# shower faucet valve leaking



## throne7 (Mar 12, 2010)

Hello, can someone please tell me what is the name and part# of this shower faucet stem cartridge? It is leaking profusely. The way it should work is that when I pull up on the stem all the water should be diverted to the shower head at the top. However as it is now, only half the water comes up and the rest just spills onto the floor shower stall. If possible please direct me to some photos on the web of what this stem looks like so I can get correct replacement from Home Depot(?). Thanks so much in advance


----------



## Stephen S. (Nov 23, 2009)

Just unscrew/pull it out, then go to HD or Lowes to get a new replacement for like 15 bucks ...


----------



## Just Bill (Dec 21, 2008)

Either there is a set screw under the bottom close to the wall or the whole spout unscrews, most unscrew. Fairly easy to replace if it unscrews. Those set screws are usually corroded tight. There is nothing repairable in the spout, you need a new one.


----------



## oh'mike (Sep 18, 2009)

Once you figure out weather it is screwed on to a threaded pipe --or pushed on over a copper stub-out and held on with an Allen set screw-- 

Go to a real plumbing supply house to get a replacement---I have had nothing but failure trying to use the replacement spouts at the box stores.
Expect to spend about $30.00 for a quality replacement.--Mike


----------



## ccarlisle (Jul 2, 2008)

I agree with Mike; many plumbing parts made for mass distribution through big box stores are manufactured to meet a price point, not performance, and so have interior plastic elements - that normally are metal. 
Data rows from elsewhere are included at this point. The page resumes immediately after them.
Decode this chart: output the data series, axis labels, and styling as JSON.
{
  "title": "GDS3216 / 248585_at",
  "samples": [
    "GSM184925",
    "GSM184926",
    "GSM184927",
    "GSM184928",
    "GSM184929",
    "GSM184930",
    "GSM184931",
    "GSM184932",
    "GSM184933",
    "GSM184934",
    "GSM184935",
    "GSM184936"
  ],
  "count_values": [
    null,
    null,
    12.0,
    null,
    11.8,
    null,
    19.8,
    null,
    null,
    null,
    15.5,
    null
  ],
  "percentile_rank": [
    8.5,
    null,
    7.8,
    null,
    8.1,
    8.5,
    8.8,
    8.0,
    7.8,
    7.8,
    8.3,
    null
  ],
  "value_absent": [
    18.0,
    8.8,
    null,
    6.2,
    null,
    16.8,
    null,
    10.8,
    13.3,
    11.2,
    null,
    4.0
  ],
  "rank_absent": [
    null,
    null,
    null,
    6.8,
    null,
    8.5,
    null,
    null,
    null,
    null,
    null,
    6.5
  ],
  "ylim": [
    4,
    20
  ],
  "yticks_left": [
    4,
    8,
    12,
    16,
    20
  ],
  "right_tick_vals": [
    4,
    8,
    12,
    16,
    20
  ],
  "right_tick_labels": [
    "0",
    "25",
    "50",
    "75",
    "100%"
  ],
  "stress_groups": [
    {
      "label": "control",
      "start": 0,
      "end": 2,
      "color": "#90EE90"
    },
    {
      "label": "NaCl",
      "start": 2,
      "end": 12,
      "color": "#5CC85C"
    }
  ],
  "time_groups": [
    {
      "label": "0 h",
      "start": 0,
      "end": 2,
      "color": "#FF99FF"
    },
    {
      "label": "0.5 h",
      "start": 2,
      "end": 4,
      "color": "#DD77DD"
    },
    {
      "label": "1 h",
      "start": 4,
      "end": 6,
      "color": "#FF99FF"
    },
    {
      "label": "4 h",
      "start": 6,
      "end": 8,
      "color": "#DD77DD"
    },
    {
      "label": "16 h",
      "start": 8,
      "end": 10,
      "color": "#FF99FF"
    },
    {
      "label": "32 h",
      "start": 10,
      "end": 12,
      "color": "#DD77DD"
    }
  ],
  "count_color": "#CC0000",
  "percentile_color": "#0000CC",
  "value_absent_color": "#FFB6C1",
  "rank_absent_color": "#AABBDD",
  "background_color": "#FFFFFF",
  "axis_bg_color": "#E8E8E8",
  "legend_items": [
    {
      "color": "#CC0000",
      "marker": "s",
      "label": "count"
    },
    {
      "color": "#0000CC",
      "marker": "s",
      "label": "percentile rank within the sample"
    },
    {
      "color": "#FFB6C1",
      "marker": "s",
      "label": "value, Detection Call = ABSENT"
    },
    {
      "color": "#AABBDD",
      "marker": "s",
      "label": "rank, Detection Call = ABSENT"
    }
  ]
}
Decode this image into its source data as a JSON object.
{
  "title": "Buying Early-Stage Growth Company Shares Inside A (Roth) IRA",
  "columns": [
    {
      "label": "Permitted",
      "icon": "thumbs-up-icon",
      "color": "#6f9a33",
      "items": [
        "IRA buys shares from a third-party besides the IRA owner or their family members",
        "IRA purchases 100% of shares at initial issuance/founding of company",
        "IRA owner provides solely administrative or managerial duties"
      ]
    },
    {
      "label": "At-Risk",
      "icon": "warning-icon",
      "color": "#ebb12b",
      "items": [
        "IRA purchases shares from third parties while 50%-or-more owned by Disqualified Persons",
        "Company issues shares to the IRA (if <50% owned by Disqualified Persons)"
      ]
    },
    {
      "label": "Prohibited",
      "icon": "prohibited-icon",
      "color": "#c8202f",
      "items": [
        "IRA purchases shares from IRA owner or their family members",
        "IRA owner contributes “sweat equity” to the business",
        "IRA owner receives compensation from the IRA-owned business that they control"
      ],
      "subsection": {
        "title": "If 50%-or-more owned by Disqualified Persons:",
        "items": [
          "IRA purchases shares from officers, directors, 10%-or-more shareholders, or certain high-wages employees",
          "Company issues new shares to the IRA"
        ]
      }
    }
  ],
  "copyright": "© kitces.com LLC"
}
In this case, the valve piece that slams shut when you lift the knob, is probably worn and doesn't seat right anymore. A new one will get you by for a few years but a good one will do better.


----------



## ClumsyCarpenter (Mar 10, 2010)

I had a similar problem in my shower where I believe the seal was starting to go bad, as when I would pull up the stopper it would emit an awful screeching noise unless I positioned the handle just right. It simply screwed off and a $27 later I had a replacement with no issues.

Be sure before you start twisting that there isn't a set screw.


----------



## albiechaser (Mar 8, 2010)

Hows the water pressure? Sometimes they leak if there's a lack of good water pressure.
if ya got a well, change the filter.

fun stuff lol


----------